Ловкие руки зельевара проворно скользили по израненному телу, распростертому на его рабочем столе. Кровь пачкала непроверенные свитки сочинений, стекала по боковой стенке и, набухая в тяжелые капли, скапливалась в лужицу на полу. Профессор Снейп не обращал на это ни малейшего внимания, полностью сосредоточившись на пациенте. Любимом крестнике, почти сыне. Длинные, бледные пальцы неустанно двигались, то выправляя, собирая воедино раздробленные части костей и ребер, то поднося к губам пузырьки зелий и массируя горло, заставляя бессознательного юношу их проглотить. Сейчас, как никогда в жизни, он был благодарен своей холодной эмоциональности — странному свойству своей натуры, которое неоднократно помогало ему выживать всю карьеру двойного шпиона. В стрессовых ситуациях сознание Северуса словно делилось пополам, и в то время, как одна часть билась в агонии происходящего, вторая четко и выверенно действовала с максимально возможным результатом. И только потом, когда все заканчивалось, наступало время переживать для первой половины. Как правило, в полном одиночестве, подальше от людских глаз и в компании большого количества маггловского выдержанного коньяка. А потому об этой странности Снейпа никто не знал, как и о пристрастии к маггловскому алкоголю. Для всех остальных он был безэмоциональной сволочью, ввиду чего неоднократно вызывал нарекания окружающих.

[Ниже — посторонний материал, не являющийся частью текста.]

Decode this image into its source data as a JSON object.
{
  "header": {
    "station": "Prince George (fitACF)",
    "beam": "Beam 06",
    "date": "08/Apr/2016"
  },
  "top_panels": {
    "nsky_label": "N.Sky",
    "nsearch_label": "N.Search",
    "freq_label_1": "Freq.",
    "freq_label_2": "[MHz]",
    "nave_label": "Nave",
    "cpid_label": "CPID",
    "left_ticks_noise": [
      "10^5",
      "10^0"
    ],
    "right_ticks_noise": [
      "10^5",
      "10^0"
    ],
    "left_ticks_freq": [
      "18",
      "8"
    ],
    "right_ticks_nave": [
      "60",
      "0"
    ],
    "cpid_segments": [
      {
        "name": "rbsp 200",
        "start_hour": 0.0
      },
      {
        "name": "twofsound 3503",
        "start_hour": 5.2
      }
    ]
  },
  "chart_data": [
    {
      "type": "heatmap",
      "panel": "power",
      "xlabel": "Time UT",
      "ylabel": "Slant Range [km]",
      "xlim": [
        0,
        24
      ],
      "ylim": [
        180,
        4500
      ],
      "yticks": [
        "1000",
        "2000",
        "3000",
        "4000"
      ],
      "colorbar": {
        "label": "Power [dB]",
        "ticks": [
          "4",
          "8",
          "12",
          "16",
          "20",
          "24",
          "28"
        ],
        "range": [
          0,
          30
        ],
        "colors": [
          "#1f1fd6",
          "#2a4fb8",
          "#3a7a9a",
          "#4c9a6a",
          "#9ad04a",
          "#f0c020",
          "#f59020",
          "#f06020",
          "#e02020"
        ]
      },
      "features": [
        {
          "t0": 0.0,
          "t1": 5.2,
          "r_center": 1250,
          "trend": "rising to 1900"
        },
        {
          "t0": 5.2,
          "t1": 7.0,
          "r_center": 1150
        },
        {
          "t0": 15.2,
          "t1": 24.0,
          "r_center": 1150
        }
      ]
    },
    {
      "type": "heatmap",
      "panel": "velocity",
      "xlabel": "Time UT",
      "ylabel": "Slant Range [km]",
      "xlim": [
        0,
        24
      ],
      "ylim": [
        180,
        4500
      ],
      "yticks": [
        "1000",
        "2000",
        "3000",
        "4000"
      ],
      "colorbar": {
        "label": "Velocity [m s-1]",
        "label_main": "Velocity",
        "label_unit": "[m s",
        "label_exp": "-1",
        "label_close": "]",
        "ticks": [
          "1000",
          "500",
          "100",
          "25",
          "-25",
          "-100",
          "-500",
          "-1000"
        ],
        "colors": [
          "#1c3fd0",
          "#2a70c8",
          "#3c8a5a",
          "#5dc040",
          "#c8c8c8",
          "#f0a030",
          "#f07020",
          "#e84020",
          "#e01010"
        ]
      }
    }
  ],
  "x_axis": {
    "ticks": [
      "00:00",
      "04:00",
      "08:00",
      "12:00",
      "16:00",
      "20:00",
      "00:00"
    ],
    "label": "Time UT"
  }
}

Так было и сейчас. Он лечил, рычал на столпившихся сокурсников Малфоя, а запертая на время часть сознания с того момента, как четыре парня и три девчонки втащили к нему в кабинет окровавленное нечто, не переставая, вопила: "Только не Драко... это убьет Нарциссу... только не Драко!". Ведь это не синяк, и не ссадина, с которыми малфоевское неугомонное чудо постоянно таскалось к нему с малолетства и приучило еще с первого курса к этому же всю остальную часть своих приближенных. Это серьезно, возможно, смертельно. А он не хочет быть тем, у кого на руках такое произойдет. Ему и так достаточно кошмаров на всю оставшуюся жизнь.

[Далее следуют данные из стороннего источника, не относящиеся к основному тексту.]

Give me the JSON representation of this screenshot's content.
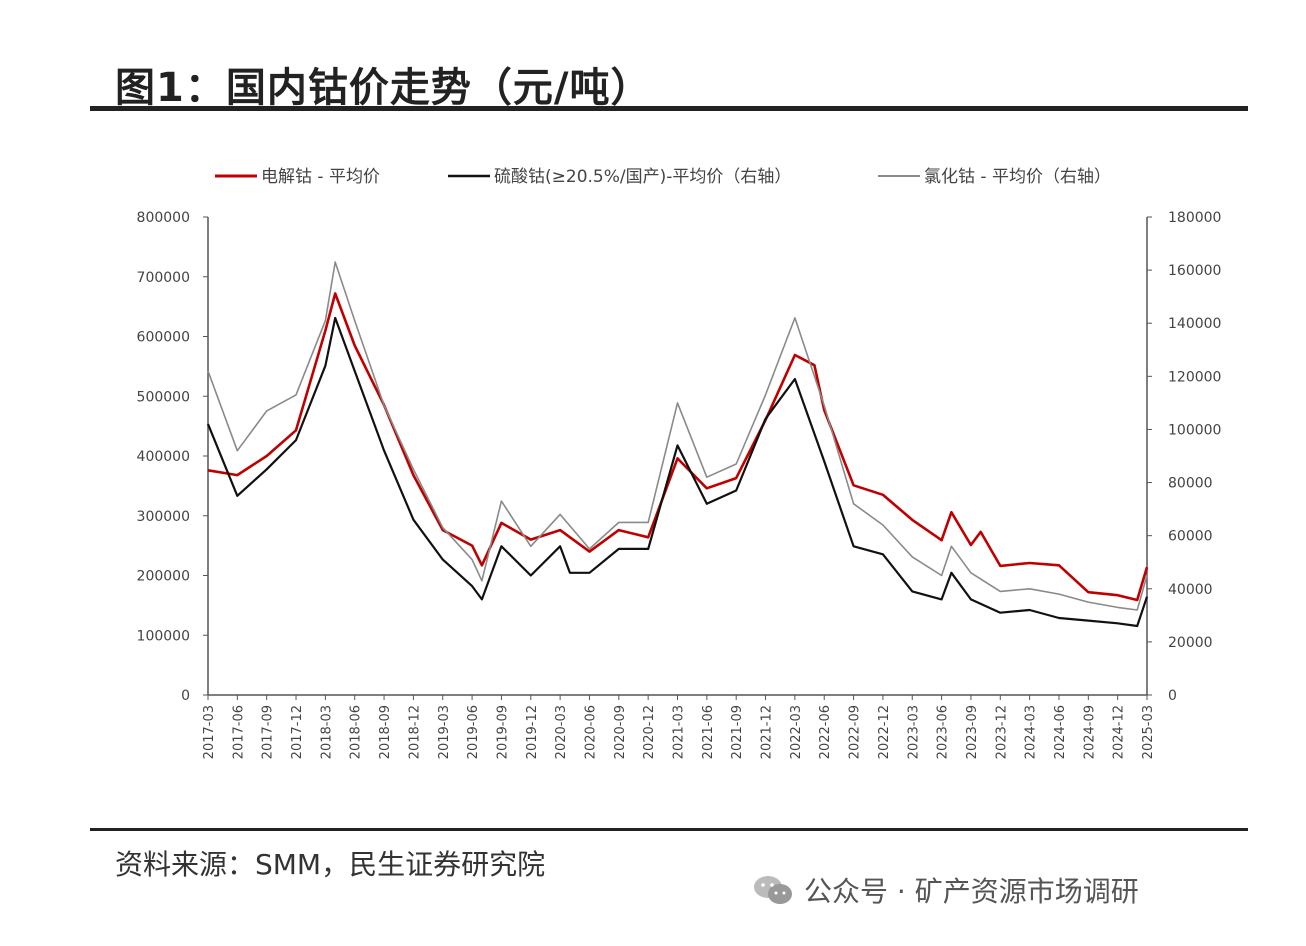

Драко медленно выплывал из беспамятства. Ощущения возвращались к нему постепенно, отдельными нитями вплетаясь в полотно действительности: оцепенение тела, холод подземелий, нервный шум голосов, обеспокоенное ворчание Северуса... и влага на его лице. Слезы. Не его. Он моргнул, фокусируя взгляд на склоненном лице Дафны. Еще одна слезинка упала ему на щеку. Рядом с ней Пэнси, осторожно ласкающая пряди его волос. Парни толкутся рядом, не зная, куда себя деть. По обыкновению сдержанная Милисент обнимает их обеих за плечи, и именно она замечает перемены в его состоянии:
— Он очнулся, профессор.
Снейп поднимает сосредоточенный взгляд от его плеча, и краем глаза Драко улавливает, что у декана руки перепачканы в крови. Его крови. Видимо, он вправляет выбитую ключицу.
— Ты можешь объяснить, какого боггарта с тобой случилось?! — рявкает Снейп.
Да, мягкость с людьми, даже полумертвыми — не в характере его крестного. Может, Поттер не так уж и не прав, ненавидя его, стоит признать, у него на это есть немало оснований. Драко удивился самому себе — как, оказывается, просто: признав возможную правоту Поттера в одном, сразу перестать судить об остальном непредвзято.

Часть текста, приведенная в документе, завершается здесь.